Ao fazer tal afirmação estou a recorrer ao meu
conhecimento pessoal centrado no fenómeno da descolonização das colónias
portuguesas e da primeira descolonização que se fez em África, a seguir ao fim
(1945) da II Grande Guerra Mundial:
a descolonização de Marrocos.
Naquela altura, tinha um familiar, um tio, fixado em
Meknès, Marrocos e, quando da revolução de 25 de Abril de 1974, uma tia em
Lourenço Marques (Moçambique). Até por estes circunstancialismos, estou bem
informado sobre o tema em apreço.
Naquela época, Marrocos era um Protectorado Francês.
E logo após a conclusão do conflito entre os países
“Aliados” (EUA, Grã-Bretanha e França) e os países do “Eixo” (Alemanha, Itália
e Japão), irrompeu em Marrocos uma corrente política nacionalista reivindicando
a independência do sultanado, cujo sultão era Sidi Mohammed Ben Yussef. A
França, tentando manter a tutela sobre o reino marroquino, tomou a iniciativa
de afastar o sultão Ben Yussef e colocou no seu lugar o tio dele, Sidi Mohammed
Ben Arafa, valendo-se do apoio que lhe era dado pelo influente e poderoso El
Glaoui, Paxá de Marrakech. Entretanto, houve um arrebatamento popular de
violência tão intenso e continuado que a França teve de recolocar no trono o
sultão apeado e entrar num processo de negociações que culminaram num acordo
consagrando a independência da nação marroquina – o que aconteceu em 1956.
Alguns escassos anos depois da independência desencadeou-se um novo surto de
violência contra os estrangeiros residentes, visando a sua expulsão, que causou
numerosas vítimas, grandes devastações e gerou um insuportável clima de terror
que obrigou os colonos franceses, espanhóis, portugueses e italianos a
debandarem de Marrocos.
É nesta terrível circunstância que os portugueses de
Marrocos, desesperados, sem recursos, entram em contacto com o governo de
Oliveira Salazar solicitando-lhe auxílio e protecção, tal como os colonos de
várias nacionalidades fizeram com os seus respectivos governos.

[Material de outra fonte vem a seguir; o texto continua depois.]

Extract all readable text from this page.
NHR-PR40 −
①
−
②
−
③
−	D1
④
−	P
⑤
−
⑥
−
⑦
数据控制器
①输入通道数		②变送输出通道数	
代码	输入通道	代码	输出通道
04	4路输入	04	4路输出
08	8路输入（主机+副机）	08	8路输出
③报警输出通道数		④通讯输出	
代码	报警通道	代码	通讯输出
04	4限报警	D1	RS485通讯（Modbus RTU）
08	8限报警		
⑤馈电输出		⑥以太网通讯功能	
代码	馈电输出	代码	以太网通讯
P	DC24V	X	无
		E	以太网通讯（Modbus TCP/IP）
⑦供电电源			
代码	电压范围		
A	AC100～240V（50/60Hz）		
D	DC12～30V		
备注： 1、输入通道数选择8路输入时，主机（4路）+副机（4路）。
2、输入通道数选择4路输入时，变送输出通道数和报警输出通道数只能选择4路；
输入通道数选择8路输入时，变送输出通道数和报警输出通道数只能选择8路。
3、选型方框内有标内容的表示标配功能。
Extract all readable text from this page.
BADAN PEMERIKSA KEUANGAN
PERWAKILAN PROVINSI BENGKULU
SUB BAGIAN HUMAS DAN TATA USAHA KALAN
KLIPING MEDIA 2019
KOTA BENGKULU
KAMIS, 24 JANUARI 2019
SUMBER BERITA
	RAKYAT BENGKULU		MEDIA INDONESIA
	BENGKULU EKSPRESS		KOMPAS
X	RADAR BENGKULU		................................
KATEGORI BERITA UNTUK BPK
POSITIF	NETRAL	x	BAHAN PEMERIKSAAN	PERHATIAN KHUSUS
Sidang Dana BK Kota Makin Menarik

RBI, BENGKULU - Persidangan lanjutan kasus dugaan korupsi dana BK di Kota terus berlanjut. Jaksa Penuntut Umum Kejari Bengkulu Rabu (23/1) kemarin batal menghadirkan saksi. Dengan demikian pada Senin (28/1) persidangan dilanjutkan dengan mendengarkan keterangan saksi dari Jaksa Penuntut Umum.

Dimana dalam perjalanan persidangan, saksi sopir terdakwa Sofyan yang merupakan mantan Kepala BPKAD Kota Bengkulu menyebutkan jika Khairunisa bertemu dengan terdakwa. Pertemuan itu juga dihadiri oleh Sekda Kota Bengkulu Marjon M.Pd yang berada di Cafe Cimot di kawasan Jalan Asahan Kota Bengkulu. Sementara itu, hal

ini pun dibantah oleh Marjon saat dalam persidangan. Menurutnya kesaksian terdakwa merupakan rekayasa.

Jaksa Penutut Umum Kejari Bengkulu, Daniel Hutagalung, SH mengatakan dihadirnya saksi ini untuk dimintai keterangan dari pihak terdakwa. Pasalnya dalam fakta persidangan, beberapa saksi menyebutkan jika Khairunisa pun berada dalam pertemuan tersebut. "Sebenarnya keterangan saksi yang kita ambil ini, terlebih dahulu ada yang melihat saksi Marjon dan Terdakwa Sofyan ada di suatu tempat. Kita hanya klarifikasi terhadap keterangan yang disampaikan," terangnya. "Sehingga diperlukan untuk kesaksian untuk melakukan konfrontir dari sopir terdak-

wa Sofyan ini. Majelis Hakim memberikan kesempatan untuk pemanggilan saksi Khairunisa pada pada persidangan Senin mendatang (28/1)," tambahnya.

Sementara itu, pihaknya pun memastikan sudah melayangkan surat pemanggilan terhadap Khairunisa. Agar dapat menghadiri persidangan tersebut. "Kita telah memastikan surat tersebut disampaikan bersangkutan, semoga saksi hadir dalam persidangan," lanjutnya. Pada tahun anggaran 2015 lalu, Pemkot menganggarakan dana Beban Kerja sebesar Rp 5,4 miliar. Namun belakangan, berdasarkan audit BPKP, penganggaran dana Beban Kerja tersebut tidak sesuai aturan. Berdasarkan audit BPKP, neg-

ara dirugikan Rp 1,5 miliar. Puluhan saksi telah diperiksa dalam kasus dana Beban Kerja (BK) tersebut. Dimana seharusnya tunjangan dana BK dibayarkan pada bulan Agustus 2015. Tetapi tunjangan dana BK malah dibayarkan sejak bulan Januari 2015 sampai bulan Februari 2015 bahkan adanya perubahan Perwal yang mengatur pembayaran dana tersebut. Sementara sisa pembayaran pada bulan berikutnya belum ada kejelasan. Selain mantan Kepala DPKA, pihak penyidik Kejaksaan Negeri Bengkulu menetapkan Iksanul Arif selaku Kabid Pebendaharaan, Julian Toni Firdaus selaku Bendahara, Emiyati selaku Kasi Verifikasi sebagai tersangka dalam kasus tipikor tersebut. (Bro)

Porém, enquanto os governos francês, espanhol e
italiano, atenderam os seus cidadãos e negociaram com o governo marroquino as
justas indemnizações devidas aos espoliados, o governo português foi a “ovelha
ranhosa” que se recusou a prestar os auxílios diplomático e material
necessários aos portugueses residentes no território marroquino. Apesar de
terem feito várias tentativas nada conseguiram. Tudo em vão. A decisão final
foi expressa por Salazar, numa entrevista pessoal, concedida a quem intervinha
em prol dos nossos concidadãos que enfrentavam a terrível emergência de lhes
faltarem os meios de subsistência - tal como aconteceria décadas depois com os
retornados das colónias portuguesas de África. Então, Salazar, desumano,
peremptório, implacável, sentenciou:
Que se aguentem! Ninguém os mandou ir para lá. Melhor fora que tivessem ido
para Angola ou Moçambique. Assunto arrumado.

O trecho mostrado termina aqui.